Enfin ce benoît engouement pour l’anglais est-il compatible avec notre politique culturelle et la défense de la Francophonie ? La France n’a de cesse de soutenir l’enseignement de sa langue dans d’autres pays. 230 000 élèves environ dont 57% d’étrangers sont accueillis dans les établissements scolaires français dans plus de 130 pays et une politique d’attribution de bourses, encore insuffisante, est destinée à des étudiants étrangers issus des lycées français. N’est-on pas en train de saper cette politique et de mettre l’éteignoir sur toute volonté de donner consistance à la Francophonie?

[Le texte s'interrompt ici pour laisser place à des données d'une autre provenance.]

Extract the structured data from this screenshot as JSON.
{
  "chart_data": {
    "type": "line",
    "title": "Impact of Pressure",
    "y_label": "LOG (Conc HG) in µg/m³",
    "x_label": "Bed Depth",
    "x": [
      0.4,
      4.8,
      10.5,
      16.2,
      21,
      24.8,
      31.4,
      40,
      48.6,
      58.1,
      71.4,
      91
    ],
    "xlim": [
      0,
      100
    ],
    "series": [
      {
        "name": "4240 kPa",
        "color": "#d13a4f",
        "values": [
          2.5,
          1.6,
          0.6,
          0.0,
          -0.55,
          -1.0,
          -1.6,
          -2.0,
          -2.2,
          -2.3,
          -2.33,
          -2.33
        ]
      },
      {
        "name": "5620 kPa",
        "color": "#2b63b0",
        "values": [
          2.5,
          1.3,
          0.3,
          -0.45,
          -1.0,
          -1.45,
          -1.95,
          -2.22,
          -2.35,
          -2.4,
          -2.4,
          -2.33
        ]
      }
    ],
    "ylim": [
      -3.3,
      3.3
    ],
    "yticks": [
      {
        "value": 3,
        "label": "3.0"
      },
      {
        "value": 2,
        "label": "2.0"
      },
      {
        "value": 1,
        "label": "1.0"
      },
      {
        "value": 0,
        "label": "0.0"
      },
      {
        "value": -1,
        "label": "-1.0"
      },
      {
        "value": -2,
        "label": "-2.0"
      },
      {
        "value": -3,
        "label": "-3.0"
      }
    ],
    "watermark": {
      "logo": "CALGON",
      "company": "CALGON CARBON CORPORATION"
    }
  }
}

Comment inciter les étrangers à apprendre notre langue si nous-mêmes ne jurons que par l’anglais !

La faute est d’autant plus grave que la langue est un vecteur économique d’importance ; elle véhicule non seulement un vocabulaire mais des concepts, des structures de pensée. Ainsi ne peut–on comprendre le recul du droit français face à l’emprise des droits de la « Common law » sans le relier au recul de notre langue. La passivité, la complicité même des élites françaises dans le renoncement à parler leur langue au sein des organisations européennes ou internationales, pour adopter le sabir international, est une atteinte directe à nos intérêts, une nouvelle trahison des clercs.

Dans ces conditions, l’engouement pour l’enseignement quasi exclusif de l’anglais dès l’école maternelle est une inconséquence politique totale. C’est dresser une ligne Maginot linguistique dont l’avenir montrera rapidement l’inanité.

L’intérêt de nos enfants, celui de la France, n’est pas le panurgisme linguistique.